Objectives Chronic excessive consumption of alcohol causes cardiac remodelling and eventually leads to alcoholic cardiomyopahty (ACM). A disintegrin and metalloproteinase-12 (ADAM-12) is involved in degradation of extracellular matrix using syndecan-4 as a primary cell surface receptor. This study aimed to investigate the role of ADAM-12/syndecan-4 signalling pathway in ventricular remodelling of ACM.
Methods Fifty healthy Wistar rats were randomly divided into a control group (n=20) and an ACM group (n=30). Animals in the ACM group were given 10% alcohol ad libitum as the drinking water and 60% alcohol (5 ml kg−1 once per day) by intragastric administration in the first week; 10% alcohol ad libitum as the drinking water and 60% alcohol (10 ml kg−1 twice per day) by intragastric administration in the second week; 20% alcohol ad libitum as the drinking water and 60% alcohol (15 ml kg−1 twice per day) by intragastric administration from week 3 to week 16; and 30% alcohol ad libitum as the drinking water and 60% alcohol (15 ml kg−1 twice per day) by intragastric administration from week 17 to month 6. Animals in the control group received purified drinking water in the same regimen with alcohol treatment. Before and 6 months after initiating the study, left ventricular end diastolic diameter (LVEDD), left ventricular ejection fraction (LVEF), and fractional shortening (FS) were assessed by echocardiography. Histopathology and ultrastructure of myocardium were examined with light and electron microscopy; mRNA expressions of ADAM-12 and syndecan-4 were evaluated by real-time PCR; and protein expressions of ADAM-12 and syndecan-4 were analysed using immunohistochemistry and western blot, respectively. The expression of TIMP-3, an endogenous inhibitor of ADAM-12, was also tested.

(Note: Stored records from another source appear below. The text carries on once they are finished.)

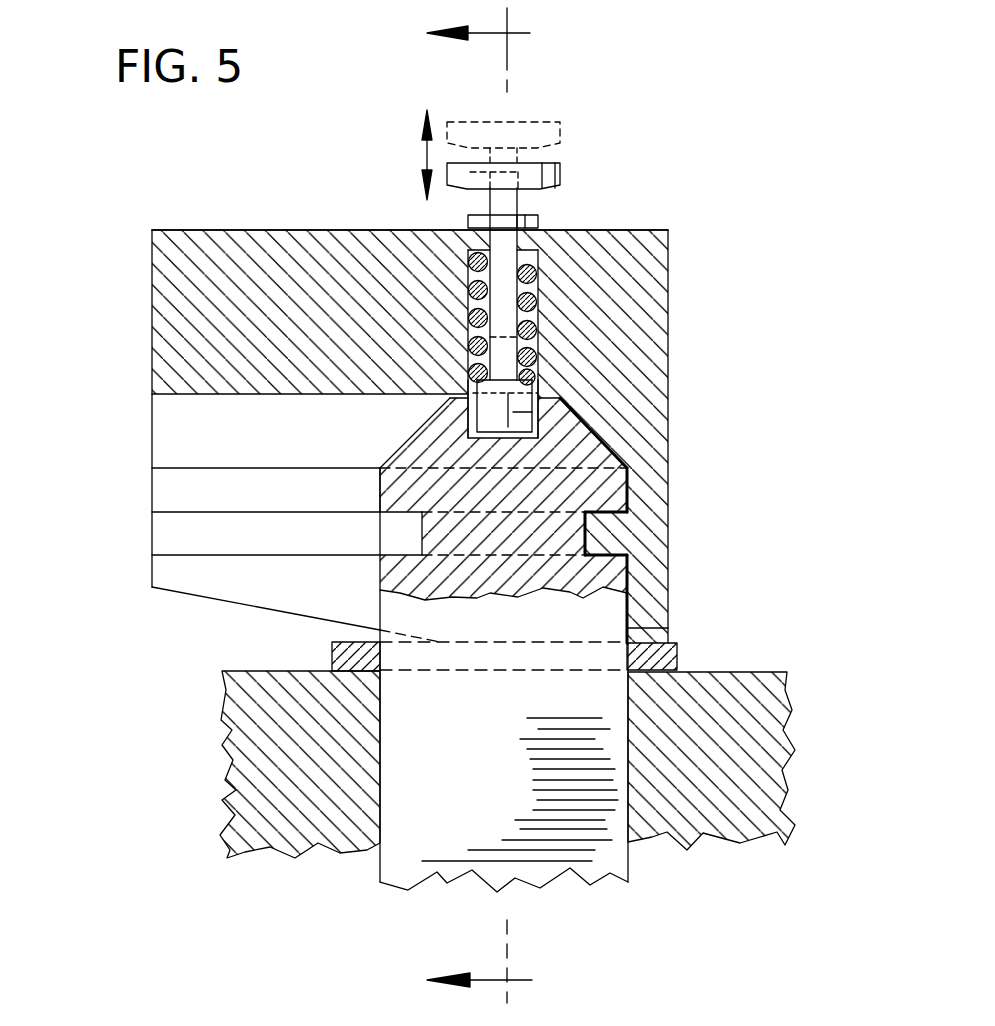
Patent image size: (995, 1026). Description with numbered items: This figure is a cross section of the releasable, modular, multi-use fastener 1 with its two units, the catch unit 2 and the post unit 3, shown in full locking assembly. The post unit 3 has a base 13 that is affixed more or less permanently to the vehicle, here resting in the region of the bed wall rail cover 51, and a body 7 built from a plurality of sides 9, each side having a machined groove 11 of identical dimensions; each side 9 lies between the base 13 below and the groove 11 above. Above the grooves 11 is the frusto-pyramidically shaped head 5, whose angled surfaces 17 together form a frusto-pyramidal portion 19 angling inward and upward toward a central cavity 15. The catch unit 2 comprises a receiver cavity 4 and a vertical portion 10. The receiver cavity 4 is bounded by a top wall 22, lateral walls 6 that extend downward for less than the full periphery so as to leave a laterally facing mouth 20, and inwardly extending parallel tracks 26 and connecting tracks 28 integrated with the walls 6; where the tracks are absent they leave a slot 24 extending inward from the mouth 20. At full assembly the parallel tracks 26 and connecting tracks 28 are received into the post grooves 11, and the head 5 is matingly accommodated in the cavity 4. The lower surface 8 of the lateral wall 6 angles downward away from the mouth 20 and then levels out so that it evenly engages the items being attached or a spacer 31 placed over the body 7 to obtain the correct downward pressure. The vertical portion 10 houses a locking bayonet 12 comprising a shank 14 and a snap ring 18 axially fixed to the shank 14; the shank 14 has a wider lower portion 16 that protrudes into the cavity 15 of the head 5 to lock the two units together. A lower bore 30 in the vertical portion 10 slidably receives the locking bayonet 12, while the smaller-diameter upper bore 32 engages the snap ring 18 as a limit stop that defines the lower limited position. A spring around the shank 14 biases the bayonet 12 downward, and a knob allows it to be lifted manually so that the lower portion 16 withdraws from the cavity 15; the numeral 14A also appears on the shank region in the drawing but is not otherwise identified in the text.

The fastener 1 is at (747, 322).
The catch unit 2 is at (668, 323).
The post unit 3 is at (603, 490).
The receiver cavity 4 is at (172, 432).
The head 5 is at (575, 428).
The lateral walls 6 is at (668, 555).
The body 7 is at (573, 625).
The lower surface 8 is at (240, 603).
The sides 9 is at (668, 623).
The vertical portion 10 is at (340, 230).
The groove 11 is at (650, 528).
The locking bayonet 12 is at (520, 203).
The base 13 is at (515, 880).
The shank 14 is at (470, 222).
The spring seat 14A is at (547, 407).
The central cavity 15 is at (468, 433).
The lower portion 16 is at (470, 287).
The angled surfaces 17 is at (400, 447).
The snap ring 18 is at (500, 237).
The frusto-pyramidal portion 19 is at (395, 490).
The mouth 20 is at (152, 409).
The top wall 22 is at (168, 318).
The slot 24 is at (228, 512).
The parallel tracks 26 is at (175, 545).
The connecting tracks 28 is at (583, 560).
The lower bore 30 is at (540, 283).
The spacer 31 is at (677, 660).
The upper bore 32 is at (612, 229).
The bed wall rail cover 51 is at (733, 732).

Results Following 6 months of alcohol feeding, LVEF and FS were reduced p<0.05 for both), while LVEDD was augmented in the ACM group p<0.05), as compared with the control group. In addition, severe changes in cardiac structure were seen in the ACM group. The mRNA and protein expressions of ADAM-12 and syndecan-4 were up-regulated in the ACM group in comparison with the control group p<0.05 for all), while those of TIMP-3 were down-regulated. In both groups, the protein expression of ADAM-12 positively correlated with that of syndecan-4 and LVEDD p<0.05 for both), whereas it negatively correlated with LVEF p<0.05).
Conclusions Along with decreased expression of TIMP-3, ADAM-12 and syndecan-4 are over-expressed and are associated with ventricular remodelling in ACM. Therefore, the ADAM-12/syndecan-4 signalling pathway may represent a new therapeutic target in the prevention and treatment of ventricular remodelling in ACM.